Of special interest is the way the sonnet itself becomes an emblem of this problem. The theophanies that climax the movement of the octave signify in themselves a “height” (line 9), and as such they call attention to the position of this sonnet and its group in the rhythm of the sequence as a whole. Once again DGR associates himself and his work with the pilgrim Dante, partly through the invocation of the journey motif, partly through the recollection of Guinicelli's bird, which Dante also exploited.

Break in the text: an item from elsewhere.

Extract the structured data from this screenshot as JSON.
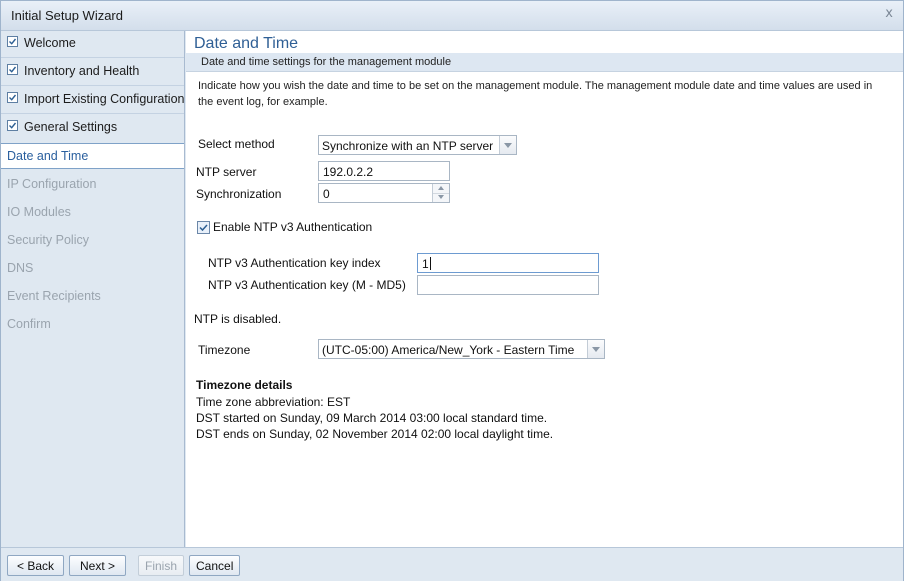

As with all the early sonnets DGR recovers for The House of Life project in 1869-1870, this one's double chronology is exploited in various ways. The allegorical urgency of the text is increased when this double perspective is realized. Most importantly, the sense of a fatality governing DGR's life and work gets especially reinforced in this sonnet and its companions.
Textual History: Composition
DGR wrote the sonnet in July 1853, when he was on a solitary walking tour in Warwickshire. A year later he wrote to Allingham that he composed it “in great glory on the top of a hill which I reached one after-sunset” (see letter to Allingham, August 1854, where he copies a text of the sonnet). Another manuscript, a corrected copy, is gathered in the Fitzwilliam composite “House of Life” sequence.
Textual History: Revision
The original sonnet of 1853 was considerably revised when DGR published the text in the 1870 volume. Some of these revisions were made before it was printed. He contemplated revisions to lines 5-8 in October 1854, in response to charges of obscurity by Allingham (see DGR's letter to Allingham of 15 October 1854, Fredeman, Correspondence, 54. 67 ). Other changes—including the highly significant ones at lines 9-12—were made in the proofs. The latter first appear in the A Proofs in September (see DGR's letter to WMR of 15 September 1869).
DGR sketched an interesting variation on the sonnet's theme in a prose notebook passage dating from the mid-1870s.
Printing History
First printed in August 1869 as part of the Penkill Proofs, the sonnet remained in all proof stages and was published in the 1870 Poems and thereafter. It is The House of Life Sonnet XXXIII in the 1870 volume, and Sonnet LXX in 1881.
Autobiographical
The sonnet will yield quite different autobiographical suggestions when it is read in the context of its original (1853) composition date, and when it is read in the contexts of the 1869-1870/1881 where the focus is in The House of Life.